Maria looks fondly at their child and whispers in his ear, “He’s so adorable. He’s like you: he worries he’s done everything wrong, when there isn’t a single thing he could’ve done better.”
***
Another three years later. It is a cold autumn morning. Puco is in his armchair. It is early in the morning and he is about to share a cup of tea with his frail father, who is down from the coast to see how the family is getting along. Puco’s father is proud of him: he spent the whole of yesterday searching from the top to the bottom of the house for something to fix or improve, but to no avail. The white planks on the outside of the house are in immaculate condition, and Puco had never had the heart to do anything to the tacky stone statues in the front garden, which has been there as long as either of them can remember.

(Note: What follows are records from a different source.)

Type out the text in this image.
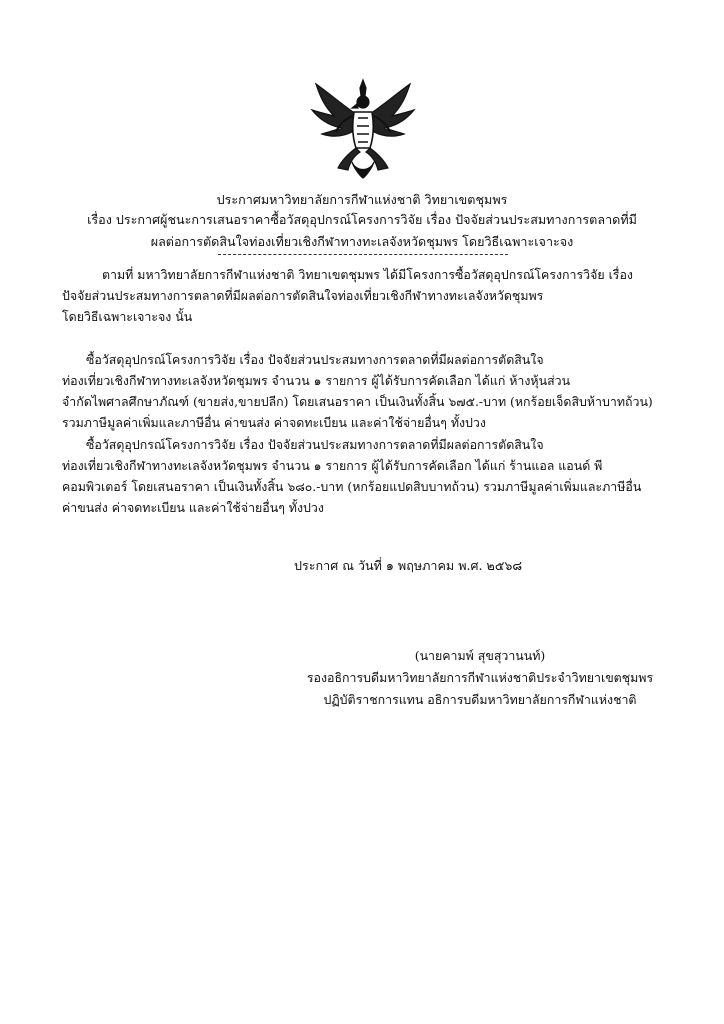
ประกาศมหาวิทยาลัยการกีฬาแห่งชาติ วิทยาเขตชุมพร
เรื่อง ประกาศผู้ชนะการเสนอราคาซื้อวัสดุอุปกรณ์โครงการวิจัย เรื่อง ปัจจัยส่วนประสมทางการตลาดที่มี
ผลต่อการตัดสินใจท่องเที่ยวเชิงกีฬาทางทะเลจังหวัดชุมพร โดยวิธีเฉพาะเจาะจง
ตามที่ มหาวิทยาลัยการกีฬาแห่งชาติ วิทยาเขตชุมพร ได้มีโครงการซื้อวัสดุอุปกรณ์โครงการวิจัย เรื่อง
ปัจจัยส่วนประสมทางการตลาดที่มีผลต่อการตัดสินใจท่องเที่ยวเชิงกีฬาทางทะเลจังหวัดชุมพร
โดยวิธีเฉพาะเจาะจง นั้น
ซื้อวัสดุอุปกรณ์โครงการวิจัย เรื่อง ปัจจัยส่วนประสมทางการตลาดที่มีผลต่อการตัดสินใจ
ท่องเที่ยวเชิงกีฬาทางทะเลจังหวัดชุมพร จำนวน ๑ รายการ ผู้ได้รับการคัดเลือก ได้แก่ ห้างหุ้นส่วน
จำกัดไพศาลศึกษาภัณฑ์ (ขายส่ง,ขายปลีก) โดยเสนอราคา เป็นเงินทั้งสิ้น ๖๗๕.-บาท (หกร้อยเจ็ดสิบห้าบาทถ้วน)
รวมภาษีมูลค่าเพิ่มและภาษีอื่น ค่าขนส่ง ค่าจดทะเบียน และค่าใช้จ่ายอื่นๆ ทั้งปวง
ซื้อวัสดุอุปกรณ์โครงการวิจัย เรื่อง ปัจจัยส่วนประสมทางการตลาดที่มีผลต่อการตัดสินใจ
ท่องเที่ยวเชิงกีฬาทางทะเลจังหวัดชุมพร จำนวน ๑ รายการ ผู้ได้รับการคัดเลือก ได้แก่ ร้านแอล แอนด์ พี
คอมพิวเตอร์ โดยเสนอราคา เป็นเงินทั้งสิ้น ๖๘๐.-บาท (หกร้อยแปดสิบบาทถ้วน) รวมภาษีมูลค่าเพิ่มและภาษีอื่น
ค่าขนส่ง ค่าจดทะเบียน และค่าใช้จ่ายอื่นๆ ทั้งปวง
ประกาศ ณ วันที่ ๑ พฤษภาคม พ.ศ. ๒๕๖๘
(นายคามพ์ สุขสุวานนท์)
รองอธิการบดีมหาวิทยาลัยการกีฬาแห่งชาติประจำวิทยาเขตชุมพร
ปฏิบัติราชการแทน อธิการบดีมหาวิทยาลัยการกีฬาแห่งชาติ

Puco’s father stands with his hand on his left shoulder, gazing out at the leaves floating hypnotically down from the Grubola trees out of the window.
“Where is little Puco?” his father asks him.
“Upstairs. I heard him building his castles, but I did not want to disturb him,” he replies.
The kettle starts to whisper in the kitchen. Puco hears the rapid plod-plod of his son rushing down the stairs. There is a short silence as he must be jumping through the air, and in this silence Puco senses the most momentously uncanny feeling take over him.
Thud, goes his son, appearing at the end of the corridor, landing and freezing on the spot. Puco gasps audibly and drops his head into hands. He realises how distraught he must look to his son. His father, so composed, whispers into his ear, slow and careful:
“This is when it dawned on me too.”
As his son simply stares at him, as his father clutches his shoulder that little bit firmer, and as the sound of the kettle rises to a scream, Puco weeps. As the kettle reaches its shrillest scream, Puco finds some sort of contentment, or acceptance, and smiles. At this point, Alpalpa runs in from the garden and bounds for his son, running circles around him and trying to lick his neck.
Puco is quite ashamed of himself for scaring his son so. His son, who is also called Puco, by tradition, will probably think that this was his fault in some way. His son, you see, is a very regretful 5-year-old.